The square of which is 12. If you divide it by seven, as in days of the week, you get 20.57. 20 weeks and four days since more than a sip.
It’s not getting easier, I’ll be honest. Everything is a trigger, this past week. Every meal we eat out, the drink menu calls me. The really big temper tantrums make me want to take a little walk to the store where all of the bottles line up so perfectly. Having money in my bank account is a reason to celebrate, right?
Celebrate. I almost bought I condo when I was 20. I had the down-payment in my chequing account, and I started to celebrate a little too early – before even applying for a mortgage or making an offer. Soon, two months were up, the entire deposit had been drank and I was broke, unable to even pay rent. I had to move back in with my father. I’d quit my three jobs, dropped out of school and started drinking from wake (and bake) to bed.
Now, I have my bills paid and more work than I can delve mentally into while living within the strict confines of my newly-adopted robot-like schedule, and there’s still money in the bank and I’ve forced myself to spend some of it, because, quite frankly:
if it’s there, I could drink it.
I’ve made this commitment to myself, to her. So I won’t. Really. No, I won’t. I can’t. I shouldn’t. I mean…maybe, nope. Won’t.
This is the dialogue that hits my brain 12-37 times a day, during times of peace, strife, waking, and lying while waiting for sleep. While I’m balancing my budget and checking my email.
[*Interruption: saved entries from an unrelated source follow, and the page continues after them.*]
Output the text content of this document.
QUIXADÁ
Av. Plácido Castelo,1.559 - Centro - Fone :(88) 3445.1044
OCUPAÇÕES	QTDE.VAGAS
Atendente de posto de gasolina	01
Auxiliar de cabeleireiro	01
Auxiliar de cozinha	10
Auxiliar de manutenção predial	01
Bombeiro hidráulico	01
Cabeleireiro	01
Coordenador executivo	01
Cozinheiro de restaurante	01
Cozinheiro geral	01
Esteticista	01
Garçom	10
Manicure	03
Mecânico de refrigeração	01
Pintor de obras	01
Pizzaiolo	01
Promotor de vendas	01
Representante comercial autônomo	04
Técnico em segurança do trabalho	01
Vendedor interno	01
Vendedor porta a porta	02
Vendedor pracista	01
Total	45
While I sit down to order a vegetarian wrap after being told that caesars are on special. While I’m making dinner or washing dishes or folding laundry or typing minuscule words like this.
I quit drinking because I thought that if I wanted to drink at some point, nearly every day, then I probably had a problem in there somewhere. It wasn’t until I quit that I knew I had a problem in there. Quitting has been the most relevant factor in my thirst.
This is already going around in circles, and not really doing much except to overwhelmingly, verbosely state the obvious: this is getting harder.